Reporter: Emir Yanwardhana | Editor: Barratut Taqiyyah Rafie
JAKARTA. PT Indofarma Tbk (INAF) optimistis mencatatkan kinerja positif pada tahun ini. Proyeksi tersebut sejalan dengan ekspansi yang dijalani perusahaan. Indofarma telah merampungkan renovasi pabrik obat herbal dan fasilitas laboratorium mikrobiologi.
Dengan dua fasilitas itu, penjualan obat akan meningkat. ”Sebelum fasilitas itu rampung, kami menumpang produksi ke pabrik lain, jadi menekan margin laba," ujar Sekretaris Perusahaan INAF Yasser Arafat kepada KONTAN, Jumat (6/1).
Berdasarkan rencana kerja dan anggaran (RKAP), INAF ingin mengerek laba hampir empat kali lipat menjadi Rp 30 miliar dari estimasi laba 2016 sebesar Rp 7,8 miliar. Adapun pendapatan INAF diprediksi tumbuh 25% year-on-year (yoy) menjadi Rp 2,11 triliun.
Estimasi kinerja INAF pada 2016 masih di bawah target yang dipatok, yakni Rp 2 triliun dan laba bersih Rp 34 miliar. Hal ini lantaran pemerintah memangkas anggaran belanja kesehatan 2016, sehingga beberapa tender pemerintah tidak terlaksana.
Dengan iklim industri yang lebih baik pada tahun ini, INAF tidak hanya mendorong pendapatan dari obat resep, penjualan obat jual bebas pun akan digenjot. Misalnya, obat herbal pada tahun ini diharapkan menyumbang 10%–20% terhadap target pendapatan pada tahun ini.
Meski demikian, pada tahap awal, pengoperasian pasca renovasi, utilisasi produksi INAF hanya 50%. Untuk obat ethical atau resep, perusahaan farmasi pelat merah ini akan gencar mengkuti tender pengadaan Jaminan Kesehatan Nasional (JKN).
"Sekarang tender ulang, pada Februari diumumkan, dengan target nilai kontrak hingga Rp 300 miliar,” ungkap Yasser.
Kontribusi ekspor
Tidak hanya berjualan obat, INAF juga memasok alat kesehatan. Pada kuartal ketiga tahun lalu, penjualan alat kesehatan berkontribusi sebesar 34% terhadap total pendapatan INAF. Porsi tersebut merupakan kontribusi kedua terbesar di bawah segmen penjualan obat resep, yang menyumbang 62% penjualan. Sedang kontribusi obat bebas pada penjualan 2%.
Untuk menunjang pertumbuhan laba hingga empat kali lipat, manajemen INAF mengharapkan harga bahan baku obat tidak menanjak pada tahun ini.
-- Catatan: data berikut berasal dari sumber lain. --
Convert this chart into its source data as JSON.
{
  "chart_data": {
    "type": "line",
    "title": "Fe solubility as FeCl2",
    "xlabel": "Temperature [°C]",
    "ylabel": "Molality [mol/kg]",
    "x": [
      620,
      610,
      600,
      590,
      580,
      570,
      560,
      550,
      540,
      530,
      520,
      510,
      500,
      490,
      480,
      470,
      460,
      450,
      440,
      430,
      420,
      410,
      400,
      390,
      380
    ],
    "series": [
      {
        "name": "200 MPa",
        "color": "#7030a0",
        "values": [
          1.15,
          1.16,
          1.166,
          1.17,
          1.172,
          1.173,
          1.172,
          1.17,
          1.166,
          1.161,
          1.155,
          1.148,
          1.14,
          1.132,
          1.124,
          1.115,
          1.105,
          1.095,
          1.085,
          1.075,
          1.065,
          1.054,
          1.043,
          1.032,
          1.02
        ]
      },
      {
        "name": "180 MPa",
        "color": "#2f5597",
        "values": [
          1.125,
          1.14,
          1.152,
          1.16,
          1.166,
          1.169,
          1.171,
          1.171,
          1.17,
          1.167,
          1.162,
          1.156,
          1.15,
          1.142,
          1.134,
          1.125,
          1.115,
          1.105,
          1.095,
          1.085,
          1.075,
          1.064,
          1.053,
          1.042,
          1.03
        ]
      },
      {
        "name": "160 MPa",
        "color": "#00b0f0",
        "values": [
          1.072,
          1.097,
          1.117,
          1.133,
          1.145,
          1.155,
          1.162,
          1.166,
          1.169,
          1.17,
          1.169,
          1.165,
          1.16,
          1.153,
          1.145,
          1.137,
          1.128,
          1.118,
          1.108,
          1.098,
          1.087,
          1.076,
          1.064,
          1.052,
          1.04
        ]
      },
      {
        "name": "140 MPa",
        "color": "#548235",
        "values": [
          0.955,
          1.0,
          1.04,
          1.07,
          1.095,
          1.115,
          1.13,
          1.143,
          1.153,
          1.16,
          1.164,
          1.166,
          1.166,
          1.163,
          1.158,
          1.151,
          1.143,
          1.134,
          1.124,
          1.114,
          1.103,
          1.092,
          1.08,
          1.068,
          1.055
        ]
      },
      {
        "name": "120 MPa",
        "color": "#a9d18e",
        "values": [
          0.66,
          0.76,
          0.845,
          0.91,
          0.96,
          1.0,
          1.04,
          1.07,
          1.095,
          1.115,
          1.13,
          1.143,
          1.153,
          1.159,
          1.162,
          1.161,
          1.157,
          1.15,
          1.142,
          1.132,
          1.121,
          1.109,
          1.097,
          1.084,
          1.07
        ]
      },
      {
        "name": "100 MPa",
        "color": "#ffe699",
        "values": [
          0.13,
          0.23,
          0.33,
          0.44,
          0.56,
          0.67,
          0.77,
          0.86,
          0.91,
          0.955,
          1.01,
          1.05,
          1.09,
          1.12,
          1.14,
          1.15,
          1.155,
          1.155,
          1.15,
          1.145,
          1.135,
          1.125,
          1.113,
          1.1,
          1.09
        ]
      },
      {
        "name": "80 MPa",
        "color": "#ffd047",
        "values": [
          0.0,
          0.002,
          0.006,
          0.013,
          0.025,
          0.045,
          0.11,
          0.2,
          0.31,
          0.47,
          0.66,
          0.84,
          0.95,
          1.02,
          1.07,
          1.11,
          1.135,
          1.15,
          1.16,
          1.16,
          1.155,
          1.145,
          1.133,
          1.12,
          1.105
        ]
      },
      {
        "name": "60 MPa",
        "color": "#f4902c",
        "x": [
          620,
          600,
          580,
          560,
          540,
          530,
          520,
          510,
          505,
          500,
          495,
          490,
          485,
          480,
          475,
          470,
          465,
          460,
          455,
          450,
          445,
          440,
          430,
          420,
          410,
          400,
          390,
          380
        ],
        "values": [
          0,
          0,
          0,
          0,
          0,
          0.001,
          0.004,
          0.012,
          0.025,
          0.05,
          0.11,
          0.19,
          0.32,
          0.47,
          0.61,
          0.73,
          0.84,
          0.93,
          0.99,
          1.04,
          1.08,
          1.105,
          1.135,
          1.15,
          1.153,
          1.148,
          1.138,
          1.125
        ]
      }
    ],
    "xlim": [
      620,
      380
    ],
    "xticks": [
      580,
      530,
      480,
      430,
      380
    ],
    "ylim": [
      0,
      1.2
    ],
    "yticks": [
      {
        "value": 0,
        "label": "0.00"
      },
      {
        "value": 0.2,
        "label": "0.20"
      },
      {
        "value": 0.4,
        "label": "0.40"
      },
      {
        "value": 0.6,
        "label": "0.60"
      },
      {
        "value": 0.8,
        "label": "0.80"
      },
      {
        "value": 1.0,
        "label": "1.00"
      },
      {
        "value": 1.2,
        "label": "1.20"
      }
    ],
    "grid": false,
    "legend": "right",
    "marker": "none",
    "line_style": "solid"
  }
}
Begitu pula dengan kurs dollar Amerika Serikat, yang diharapkan bergerak stabil. Pasalnya, sebesar 98% bahan baku obat masih impor.
”Nilai tukar saat ini masih normal dibandingkan awal tahun lalu, di mana kurs masih di atas Rp 13.700 per dollar AS,” tutur Yasser.
INAF juga mengharapkan pendapatan ekspor tumbuh 7% pada tahun ini. Di 2016, penjualan ekspor diprediksi tumbuh 5% (yoy). Hingga kuartal III 2016, penjualan ekspor INAF menyumbang separuh dari total pendapatan atau mencapai Rp 886 miliar.
Yasser mengatakan, ada beberapa negara tujuan ekspor baru, namun belum bisa dibeberkan. "Masih di pipeline, setelah terealisasi baru kami beberkan," kata dia.
Dari pemberitaan KONTAN sebelumnya, INAF mengincar negara-negara di Afrika, karena kebutuhan medis yang tidak jauh seperti Indonesia. Sejauh ini Indofarma sudah mengekspor obat dan alat rumah sakit/diagnosis ke 11 negara tujuan seperti Filipina, Myanmar, Afganistan, Irak, Yordania dan beberapa negara lain di kawasan Asia.
Selain itu, untuk jangka panjang, ada beberapa proyek lagi yang digarap INAF, mulai dari perluasan pabrik hingga menambah dua jaringan distribusi di Jawa dan luar Jawa. Aktivitas terdekat, manajemen INAF masih fokus dalam pembangunan fasilitas sterile non cephalosporin, yang ditargetkan rampung pada Mei mendatang.
Tahun ini, Indofarma mengalokasikan belanja modal atau capital expenditure (capex) sebesar Rp 120 miliar. Dana tersebut untuk membangun fasilitas di pabrik dan peningkatan utilitas. Sampai akhir 2016, utilitas pabrik INAF melebihi 70%. Sementara target utilitas pabrik tahun ini bisa mencapai 85%.